Because of M’s job, they are on the floor of the hospital every shift and sees all types of healthcare workers, including the ones Shandro dismissed as not being frontline workers. Even before the pandemic, they were integral to the operation of the hospital. But now with Covid, they are even more vital.
“I see my co-workers who work in nutrition services who have to go onto the floor every day non-stop because patients have to be fed,” M says. “And laundry services. Even before the crisis, everything that’s disgusting about a hospital lands in laundry, lands on their plate and they have to deal with it. It’s more difficult now.”
"You can see the exhaustion in house-keeping, and they are at the breaking point because no one’s replacing anybody,” M adds. “And the porters have had people in their department who have contracted Covid. These people go out on a limb to help patients get to one part of the hospital to the next for their appointments or X-rays or anything else like that. And it’s frustrating to know that some of them are contracting COVID.”
“To see these people putting themselves on the line for what little they make an hour… it’s hard,” adds M.

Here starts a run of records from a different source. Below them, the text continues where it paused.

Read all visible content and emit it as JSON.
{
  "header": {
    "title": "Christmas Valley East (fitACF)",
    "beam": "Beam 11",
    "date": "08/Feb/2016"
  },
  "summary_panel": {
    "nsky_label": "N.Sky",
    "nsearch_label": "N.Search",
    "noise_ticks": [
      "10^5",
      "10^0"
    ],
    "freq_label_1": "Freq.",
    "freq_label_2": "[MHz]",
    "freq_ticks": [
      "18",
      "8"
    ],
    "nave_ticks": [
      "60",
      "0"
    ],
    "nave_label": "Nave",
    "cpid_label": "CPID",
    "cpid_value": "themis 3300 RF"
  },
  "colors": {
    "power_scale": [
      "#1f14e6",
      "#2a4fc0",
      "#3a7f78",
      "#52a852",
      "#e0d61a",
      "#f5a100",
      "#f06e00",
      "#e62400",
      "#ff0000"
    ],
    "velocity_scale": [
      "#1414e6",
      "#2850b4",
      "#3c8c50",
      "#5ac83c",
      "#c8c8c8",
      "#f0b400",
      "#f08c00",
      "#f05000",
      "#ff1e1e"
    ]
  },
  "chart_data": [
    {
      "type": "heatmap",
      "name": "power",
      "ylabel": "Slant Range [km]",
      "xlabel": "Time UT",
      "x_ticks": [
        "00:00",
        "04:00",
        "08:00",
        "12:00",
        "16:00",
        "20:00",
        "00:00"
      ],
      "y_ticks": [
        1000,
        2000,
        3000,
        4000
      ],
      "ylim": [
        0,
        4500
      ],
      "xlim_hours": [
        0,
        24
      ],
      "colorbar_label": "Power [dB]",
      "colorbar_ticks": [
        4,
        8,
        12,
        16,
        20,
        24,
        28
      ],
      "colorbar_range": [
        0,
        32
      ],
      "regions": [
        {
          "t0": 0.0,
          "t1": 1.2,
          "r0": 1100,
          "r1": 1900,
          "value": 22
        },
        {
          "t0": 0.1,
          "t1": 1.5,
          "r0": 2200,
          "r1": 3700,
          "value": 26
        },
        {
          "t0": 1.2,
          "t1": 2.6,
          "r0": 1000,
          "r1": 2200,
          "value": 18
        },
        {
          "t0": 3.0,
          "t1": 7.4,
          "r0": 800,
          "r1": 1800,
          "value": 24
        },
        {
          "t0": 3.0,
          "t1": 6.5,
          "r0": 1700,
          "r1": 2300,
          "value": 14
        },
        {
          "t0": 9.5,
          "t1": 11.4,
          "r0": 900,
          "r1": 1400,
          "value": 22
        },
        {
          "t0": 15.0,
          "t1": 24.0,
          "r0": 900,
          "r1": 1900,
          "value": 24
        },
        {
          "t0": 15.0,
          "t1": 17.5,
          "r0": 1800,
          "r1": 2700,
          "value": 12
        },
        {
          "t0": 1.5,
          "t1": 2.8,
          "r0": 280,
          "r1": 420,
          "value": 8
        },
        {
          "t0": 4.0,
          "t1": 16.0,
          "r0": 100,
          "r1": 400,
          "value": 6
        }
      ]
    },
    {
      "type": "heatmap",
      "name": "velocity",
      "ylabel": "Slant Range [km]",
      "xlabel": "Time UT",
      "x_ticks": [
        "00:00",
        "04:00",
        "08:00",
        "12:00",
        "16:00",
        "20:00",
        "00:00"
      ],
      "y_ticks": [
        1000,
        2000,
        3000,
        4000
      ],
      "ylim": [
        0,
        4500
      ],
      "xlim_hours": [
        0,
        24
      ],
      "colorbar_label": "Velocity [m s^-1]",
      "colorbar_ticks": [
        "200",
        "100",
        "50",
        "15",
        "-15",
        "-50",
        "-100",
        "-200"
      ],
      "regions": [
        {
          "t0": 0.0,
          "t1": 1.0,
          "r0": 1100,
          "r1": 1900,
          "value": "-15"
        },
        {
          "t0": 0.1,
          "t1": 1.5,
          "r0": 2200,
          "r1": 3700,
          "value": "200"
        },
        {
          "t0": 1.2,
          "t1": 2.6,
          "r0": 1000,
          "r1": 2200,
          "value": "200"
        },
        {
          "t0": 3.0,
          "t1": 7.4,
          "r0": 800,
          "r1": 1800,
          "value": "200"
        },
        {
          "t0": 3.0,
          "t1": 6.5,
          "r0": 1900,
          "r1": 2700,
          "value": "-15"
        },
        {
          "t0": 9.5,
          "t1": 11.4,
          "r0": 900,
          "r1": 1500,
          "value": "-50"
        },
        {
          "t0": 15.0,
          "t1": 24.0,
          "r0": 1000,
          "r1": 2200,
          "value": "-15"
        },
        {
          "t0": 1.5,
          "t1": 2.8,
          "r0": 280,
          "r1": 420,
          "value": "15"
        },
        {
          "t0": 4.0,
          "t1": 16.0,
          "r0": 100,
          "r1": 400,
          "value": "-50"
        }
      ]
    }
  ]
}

AHS figures show that as of December 2, 2020, 634 healthcare workers were active COVID-19 cases, bringing to total number of healthcare workers who have tested positive to 4,200. There are no numbers stating how many frontline healthcare workers who’ve had to isolate at home because of contact with these cases. AHS has never specified the jobs of these affected healthcare workers. And there are 18 acute care facilities in Alberta, including every single hospital in Calgary and Edmonton, experiencing a COVID-19 outbreak.
What Kenney, Shandro, the UCP and their issue managers are doing is typical of governments of this ilk, says Gostola.
“By taking words, turning them around to cast themselves in a good light and others in a bad one, you see this with very far right-wing governments around the world and in the past,” says Gostola. “They use these words that try to take the edge off of how horrible things are. They presume the average person doesn’t have the intelligence to figure out what’s going on, but people see through that now.
“The people in communities across the province know who these workers are because they are their next door neighbours, they are their friends, their daughters, their sons, their family,” adds Gostola. “Albertans know exactly who is on the frontlines.”
“These people are there every day, no matter rain or shine, they are coming to work,” says M. “Everybody at the hospital, every frontline worker, not only do they care about their patients, but they also want to be able to go home and not bring something that could affect one of their family members. But they still get up, they still go and they do it, because we care about our patients, we care about our families and our communities.”